Oxford Üniversitesi profesörlerinden ve 'Bir Tarih: Avrupa' kitabının yazarı Norman Davies, birleşik bir Avrupa fikrinin eski Yunan ve Roma tarihi kadar gerilere gittiğini söylüyor ve Yunan mitolojisinden örnek veriyor:

"Yunan mitolojisine göre, baştanrı Zeus, Fenike kralı Agenor'un kızı Europa'yı görünce ona aşık olur. Eşi Hera'dan korktuğu için kızın yanına beyaz bir boğa kılığına girerek yaklaşır. Kendisini Europa'ya sevdiren boğa, eğilerek onu sırtına alır ve denizleri yararak Girit'e kaçırır. Bu olay, uygarlığın doğudan batıya taşınmasını temsil eden önemli bir öyküdür."

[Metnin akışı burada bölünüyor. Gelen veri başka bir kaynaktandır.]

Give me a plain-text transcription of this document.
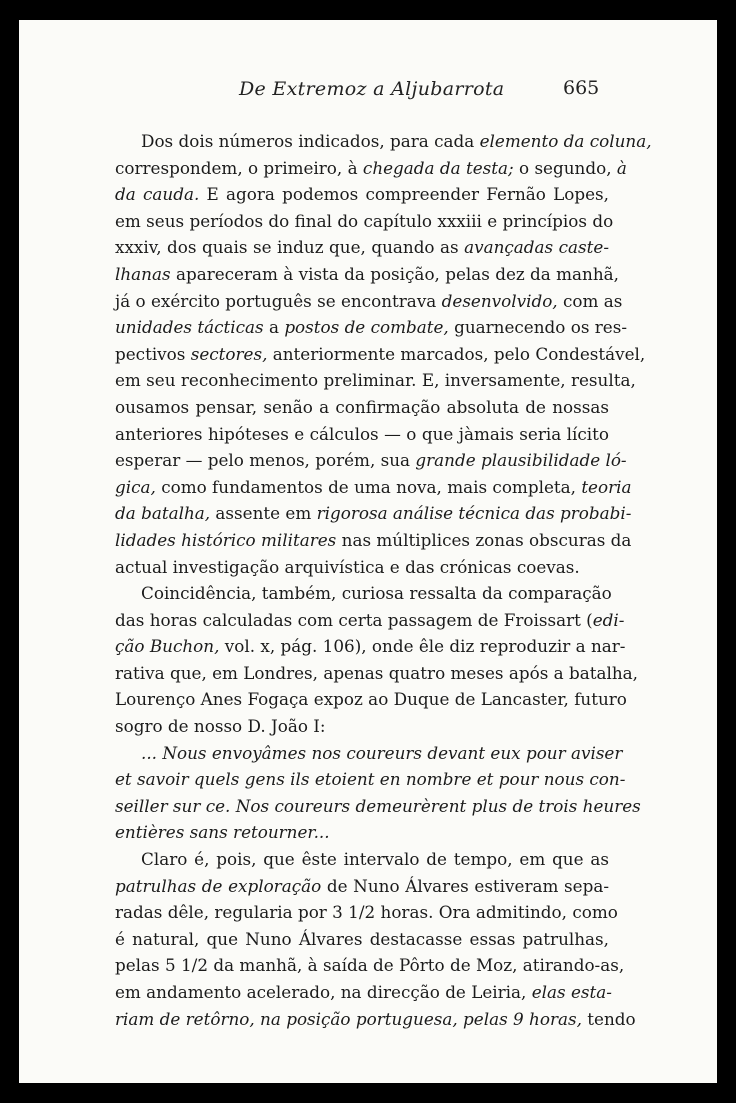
De Extremoz a Aljubarrota	665
Dos dois números indicados, para cada elemento da coluna,
correspondem, o primeiro, à chegada da testa; o segundo, à
da cauda. E agora podemos compreender Fernão Lopes,
em seus períodos do final do capítulo xxxiii e princípios do
xxxiv, dos quais se induz que, quando as avançadas caste-
lhanas apareceram à vista da posição, pelas dez da manhã,
já o exército português se encontrava desenvolvido, com as
unidades tácticas a postos de combate, guarnecendo os res-
pectivos sectores, anteriormente marcados, pelo Condestável,
em seu reconhecimento preliminar. E, inversamente, resulta,
ousamos pensar, senão a confirmação absoluta de nossas
anteriores hipóteses e cálculos — o que jàmais seria lícito
esperar — pelo menos, porém, sua grande plausibilidade ló-
gica, como fundamentos de uma nova, mais completa, teoria
da batalha, assente em rigorosa análise técnica das probabi-
lidades histórico militares nas múltiplices zonas obscuras da
actual investigação arquivística e das crónicas coevas.
Coincidência, também, curiosa ressalta da comparação
das horas calculadas com certa passagem de Froissart (edi-
ção Buchon, vol. x, pág. 106), onde êle diz reproduzir a nar-
rativa que, em Londres, apenas quatro meses após a batalha,
Lourenço Anes Fogaça expoz ao Duque de Lancaster, futuro
sogro de nosso D. João I:
... Nous envoyâmes nos coureurs devant eux pour aviser
et savoir quels gens ils etoient en nombre et pour nous con-
seiller sur ce. Nos coureurs demeurèrent plus de trois heures
entières sans retourner...
Claro é, pois, que êste intervalo de tempo, em que as
patrulhas de exploração de Nuno Álvares estiveram sepa-
radas dêle, regularia por 3 1/2 horas. Ora admitindo, como
é natural, que Nuno Álvares destacasse essas patrulhas,
pelas 5 1/2 da manhã, à saída de Pôrto de Moz, atirando-as,
em andamento acelerado, na direcção de Leiria, elas esta-
riam de retôrno, na posição portuguesa, pelas 9 horas, tendo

Roma imparatorluğunun dağılmasından sonra, Hıristiyanlık Avrupa'da giderek yayılır. Ancak yine de Profesör Davies'e göre, özellikle İslamiyet'in 7 ila 15. yüzyıllar arasındaki hızlı yükselişi ve Avrupa topraklarında bulunan Yahudilerin varlığı, Hıristiyanlığın kıtada hiçbir zaman tek din haline gelmesine izin vermedi. Çok hızla yayıldığı dönemlerde bile.

Yahudilik, Avrupa tarihinin başlangıcından sonuna kadar her zaman var oldu. Avrupalı Yahudiler, ortaçağ İspanyasında ve modern Polonya'da kendilerine barınacak yerler buldu. Avrupa kültüründe Yahudi varlığı, her zaman Hıristiyan çoğunluğa karşı bir olgu olarak yerini aldı. Öte yandan, Araplar da 14. yüzyıldan, 15. yüzyılın sonuna kadar İspanya'da kurdukları devletlerle Avrupa tarihinde etkin oldu.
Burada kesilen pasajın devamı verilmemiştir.